Add all the equation: 2(x+y+z) = 10+20+24 ; 2(x+y+z) = 54 ; x+y+z = 54/2 ; x+y+z = 27

2(x+y+z)=54 x+y+z = 27

FIRST OF ALL.. AS.. (x+y)+(y+z)+(z+x)=10+20+24=54 now, we will open the brackets and then solve this question as an equation. x+y+y+z+z+x=54 this implies that 2x+2y+2z=54 now as 2 is common: so we will take 2 outside the bracket.. 2(x+y+z)=54 now we will follow the rule of transposition.. this implies that(x+y+z)=54/2=27...

add 3 equations, we get 2(x+y+z)= 54.so x+y+z= 27

(x+y)+(y+z)+(z+x)=10+20+24 x+y+y+z+z+x=54 2x+2y+2z=54 take 2 as common 2(x+y+z)=54 2/2(x+y+z)=54/2 x+y+z=27

2(x+y+z)=54 so, x+y+z=27

x + y =10...(1) y + z =20...(2) z + x =24...(3) x + y + z =?? ...(4)

Add eq.(2) and eq.(3) x + y + 2z = 44 from eq.(1) we know that x+y=10 10 + 2z = 44 2z = 34 z = 17. Put x+y=10 and z=17 in eq.(4) x+y+z = 10+17 = 27.

x+y+y+z+z+x=10+20+24 x+y+z=27

x+y+y+z+z+x=10+20+24 2(x+y+z)=54 x+y+z=27

x+y+y+z+x+z=10+20+24 2x+2y+2z=54 2(x+y+z)=54 x+y+z=27

Q : x+y=10 A : 7+3=10

Q : Y+Z=20 A : 3+ 17=20

Q : Z+X=24 A : 17+7=24

To add the values : x+y+z :
7+3+17= 27

by adding these 3 equations

x+y+y+z+z+x=10+20+24

2x+2y+2z=54

2(x+y+z)=54

(x+y+z)=(54/2)

(x+y+z)=27

x +y = 10 (i) y + z = 20 (ii) z + x = 24 (iii)

subt i from ii we get z - x = 10 add this to iii we get z = 17 put z = 17 in ii and iii we get y = 3 and x= 7 then x + y +z = 7 + 3 + 17 = 27

Add all 3 equations, then you get 2(x+y+z)=54; then x+y+z=54/2=27.

2x+2y+2z=54. x+y+z=27

x+y=10
y+z=20
z+x=24
so

find the value of x
x+y=10 ------> x=10-y
convert it to the third equation because in the second equation there is no x
z+x=24 ------> z+10-y=24 find the value of z so that we can use it to the second equation so z=14+y
convert now the value of z to the second equation
y+z=20 ----> y+14+y=20 ----combine like terms----> 2y=6 where y=3
use the value of y to get x and z
until you find the answer where x=7 , y=3 , z=17 so x+y+z=27 ('_')

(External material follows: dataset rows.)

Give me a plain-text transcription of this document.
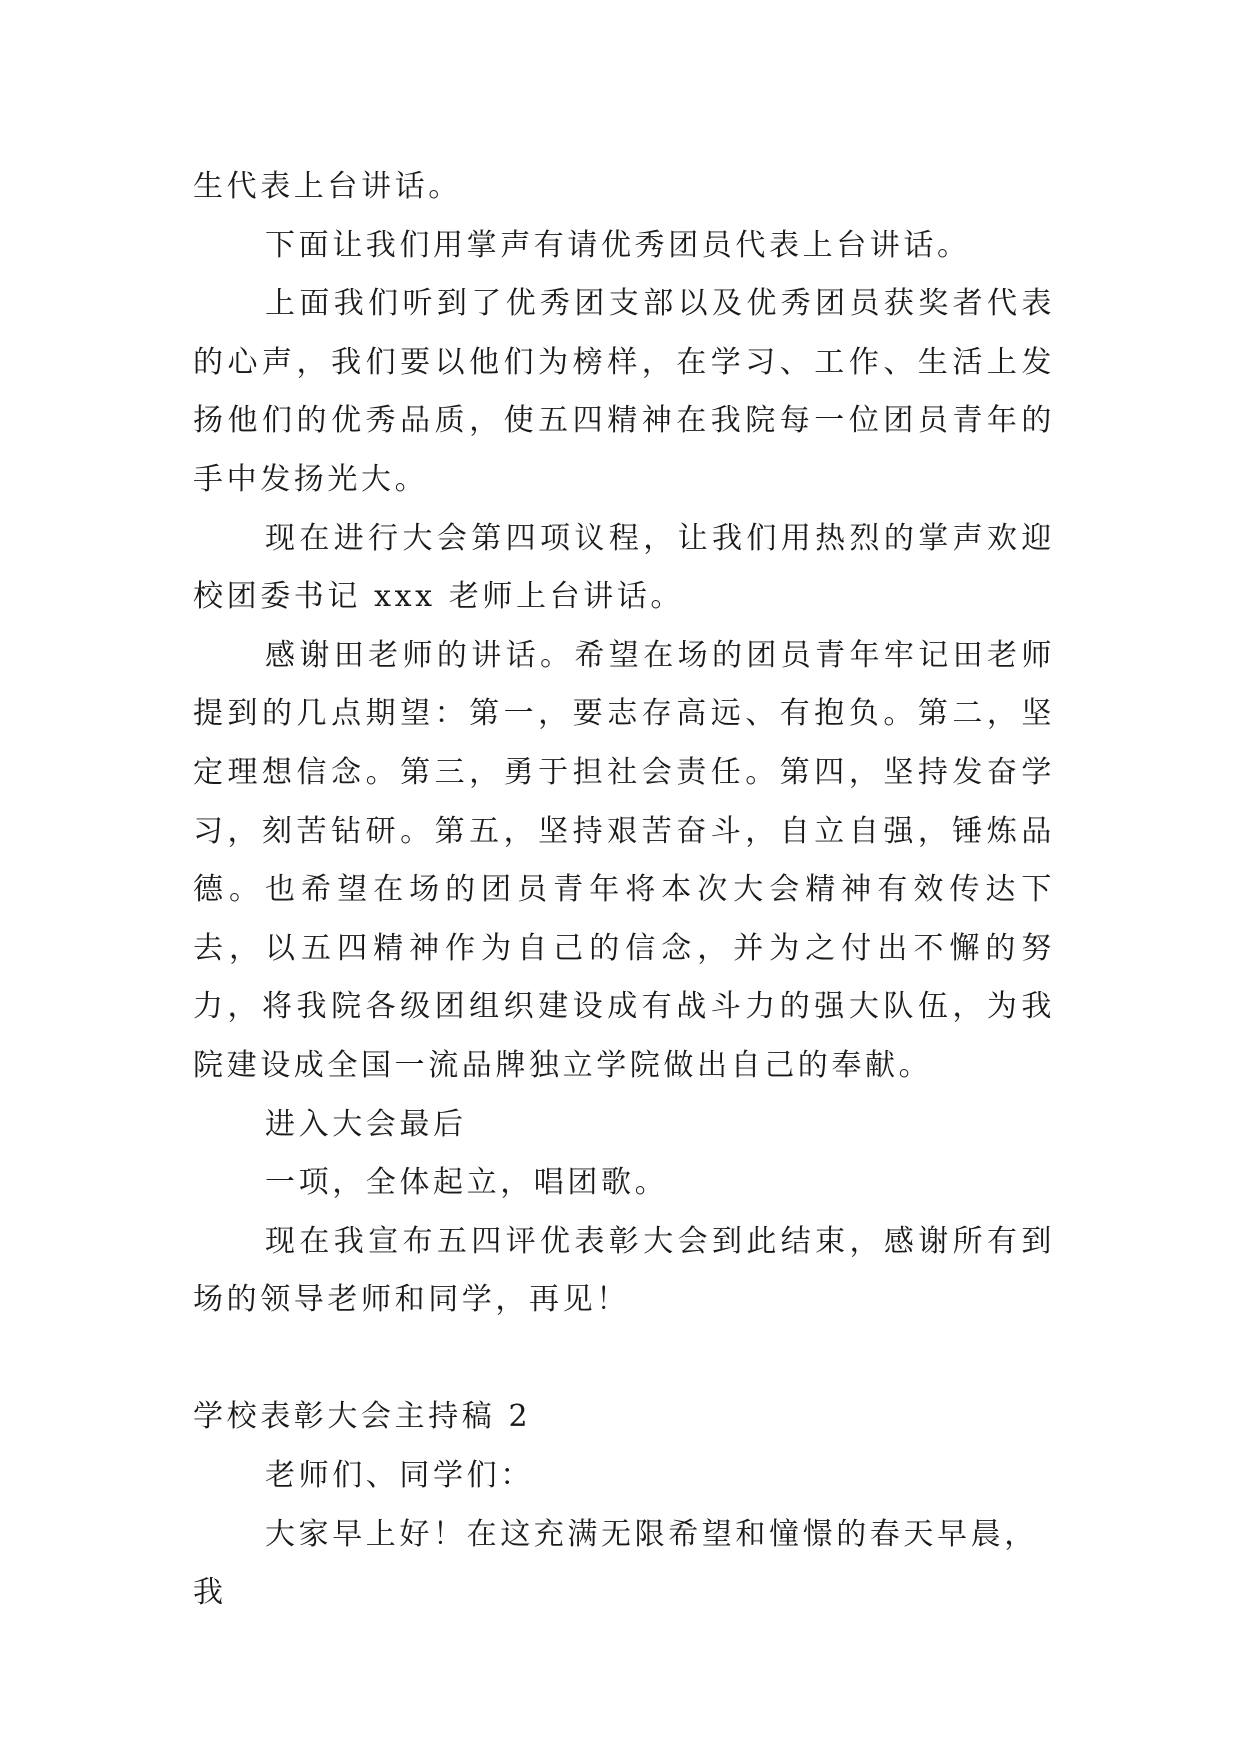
生代表上台讲话。

下面让我们用掌声有请优秀团员代表上台讲话。

上面我们听到了优秀团支部以及优秀团员获奖者代表的心声，我们要以他们为榜样，在学习、工作、生活上发扬他们的优秀品质，使五四精神在我院每一位团员青年的手中发扬光大。

现在进行大会第四项议程，让我们用热烈的掌声欢迎校团委书记 xxx 老师上台讲话。

感谢田老师的讲话。希望在场的团员青年牢记田老师提到的几点期望：第一，要志存高远、有抱负。第二，坚定理想信念。第三，勇于担社会责任。第四，坚持发奋学习，刻苦钻研。第五，坚持艰苦奋斗，自立自强，锤炼品德。也希望在场的团员青年将本次大会精神有效传达下去，以五四精神作为自己的信念，并为之付出不懈的努力，将我院各级团组织建设成有战斗力的强大队伍，为我院建设成全国一流品牌独立学院做出自己的奉献。

进入大会最后

一项，全体起立，唱团歌。

现在我宣布五四评优表彰大会到此结束，感谢所有到场的领导老师和同学，再见！

学校表彰大会主持稿 2

老师们、同学们：

大家早上好！在这充满无限希望和憧憬的春天早晨，我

X =10-Y , Y=20-Z , Z=24-X ,

YOU NEED TO MAKE SURE THERE IS ONLY ONLY 1 UNKNOWN.I CHOOSE Z TO BE THE UNKNOWN BY CHOOSING AN EQUATION AMONG THE 3 EQUATIONS TO SUBSTITUTE OTHER DERIVED EQUATIONS TO MAKE SURE THERES ONLY ONE UNKNOWN, Z.

I CHOSE EQUATION X=10 - Y TO SUBTITUTE OTHER EQUATIONS

Z=24-X IS MODIFIED TO X=24-Z

NEXT SUSTITUTE THE EQUATIONS

24-Z=10-(20-Z) , Z=17 , Y=20-Z , y=3 , x=10-y , x=7 , x+y+z=7+3+17 , X+Y+Z=27

Adding all the 3 we get 2(x+y+z)=54 so x+y+z=27

x+y+y+z+z+x=10+20+24 2x+2y+2z=54 then, divide both sides by 2 x+y+z=27

(y+z) - (x +y)= (z-x); (z+x) +(z-x) gives d value of z. putting z in 2nd eq. solves y and samely replacing y's in 1st eq gives x. all of the variables can be added then.